SECTION 2: ACTIVITIES. The activities of the Club shall consist of planned trips, social gatherings, and events as planned by the Activities Committee and other members appointed by them. When an event is established that requires a predetermined number of Club participants to insure an agreed upon cost to the participants (and, if applicable, to the Club), there will be a cut-off date established by the event chairperson that will be at least one week prior to the next scheduled Club monthly meeting and at least one month prior to the event date. If the predetermined number of Club participants have not paid their agreed upon amount by the cut-off date, the event will be cancelled and all money collected up to the cut-off date will be refunded.

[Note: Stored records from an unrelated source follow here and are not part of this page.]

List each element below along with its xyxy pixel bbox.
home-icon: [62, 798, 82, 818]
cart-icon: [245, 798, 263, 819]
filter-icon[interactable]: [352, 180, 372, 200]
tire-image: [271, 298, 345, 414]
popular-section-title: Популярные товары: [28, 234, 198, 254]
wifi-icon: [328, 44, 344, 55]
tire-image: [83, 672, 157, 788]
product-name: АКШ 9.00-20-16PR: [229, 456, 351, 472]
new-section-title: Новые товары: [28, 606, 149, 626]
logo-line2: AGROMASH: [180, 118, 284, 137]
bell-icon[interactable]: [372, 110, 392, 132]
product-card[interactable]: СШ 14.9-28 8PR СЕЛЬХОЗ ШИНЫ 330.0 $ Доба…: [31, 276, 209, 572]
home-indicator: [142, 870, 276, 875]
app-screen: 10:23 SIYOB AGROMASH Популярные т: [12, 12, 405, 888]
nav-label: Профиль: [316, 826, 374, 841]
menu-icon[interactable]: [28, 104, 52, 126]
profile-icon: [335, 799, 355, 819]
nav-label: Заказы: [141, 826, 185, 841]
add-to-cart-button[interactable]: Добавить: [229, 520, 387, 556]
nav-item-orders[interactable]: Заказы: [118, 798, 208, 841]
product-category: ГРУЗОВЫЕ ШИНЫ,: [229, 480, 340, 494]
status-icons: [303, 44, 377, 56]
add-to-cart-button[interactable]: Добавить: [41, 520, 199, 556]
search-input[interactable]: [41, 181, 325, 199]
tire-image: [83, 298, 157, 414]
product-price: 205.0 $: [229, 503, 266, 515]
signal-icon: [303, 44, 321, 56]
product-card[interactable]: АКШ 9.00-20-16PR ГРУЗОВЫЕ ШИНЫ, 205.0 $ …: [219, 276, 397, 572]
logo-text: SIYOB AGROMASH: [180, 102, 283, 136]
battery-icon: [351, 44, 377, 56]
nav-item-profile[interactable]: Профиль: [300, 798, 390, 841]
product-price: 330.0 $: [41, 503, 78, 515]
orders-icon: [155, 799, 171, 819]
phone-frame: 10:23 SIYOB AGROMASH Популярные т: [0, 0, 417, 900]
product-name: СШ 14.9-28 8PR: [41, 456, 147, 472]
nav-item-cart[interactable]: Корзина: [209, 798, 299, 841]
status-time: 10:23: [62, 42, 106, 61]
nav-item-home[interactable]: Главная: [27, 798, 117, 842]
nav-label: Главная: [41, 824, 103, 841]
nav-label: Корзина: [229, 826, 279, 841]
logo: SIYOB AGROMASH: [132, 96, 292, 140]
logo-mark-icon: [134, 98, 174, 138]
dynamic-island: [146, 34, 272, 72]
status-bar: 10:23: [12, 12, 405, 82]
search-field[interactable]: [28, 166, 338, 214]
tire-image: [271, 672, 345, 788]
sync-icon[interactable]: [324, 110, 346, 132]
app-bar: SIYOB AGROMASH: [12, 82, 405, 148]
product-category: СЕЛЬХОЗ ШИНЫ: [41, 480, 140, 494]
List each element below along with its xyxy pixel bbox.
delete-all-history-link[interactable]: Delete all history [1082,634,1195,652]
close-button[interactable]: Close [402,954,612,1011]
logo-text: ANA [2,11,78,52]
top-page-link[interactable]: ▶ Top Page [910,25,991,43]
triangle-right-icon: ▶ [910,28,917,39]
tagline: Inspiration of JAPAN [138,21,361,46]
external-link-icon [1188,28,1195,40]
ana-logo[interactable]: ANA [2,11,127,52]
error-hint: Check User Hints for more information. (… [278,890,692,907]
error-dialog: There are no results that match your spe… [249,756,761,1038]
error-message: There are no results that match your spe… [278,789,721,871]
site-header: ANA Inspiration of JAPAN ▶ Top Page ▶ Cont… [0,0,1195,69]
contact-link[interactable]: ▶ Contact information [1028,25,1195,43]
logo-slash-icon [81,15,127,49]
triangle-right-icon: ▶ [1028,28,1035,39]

The event is considered dropped at this point and if it is proposed again or in the future, the procedures as stated will be reinitiated. It shall be the responsibility of the Vice-President to insure that the procedures are adhered to.
ARTICLE VII
SECTION 1: FISCAL YEAR. The fiscal year of the Club shall be from January 1st to December 31st.
ARTICLE VIII
SECTION 1: PERSONAL LIABILITY. All persons or corporations extended credit to, contracted with, or having any claim against the Club or its Board of Directors, shall look only to the funds and property of the Club for payment of any such contract or claim or for payment of any debt, damage, judgment or decree, or any other money that may otherwise become due or payable to them from the corporation or the Board of Directors, so that neither the members of the Club, the Board of Directors, present or future, shall be liable personally therefore.
ARTICLE IX
SECTION 1: AMENDMENT TO THE BY-LAWS. The Board of Directors, or any ten (10) members in good standing, by written proposals submitted to the Secretary, may propose an amendment to the By-Laws. Upon such proposal being made, a copy thereof shall be included in the notice of the next meeting of the members. If the majority of two-thirds (2/3) of the members qualified to vote in favor of the proposal, the proposed amendment shall thereby be approved and adopted.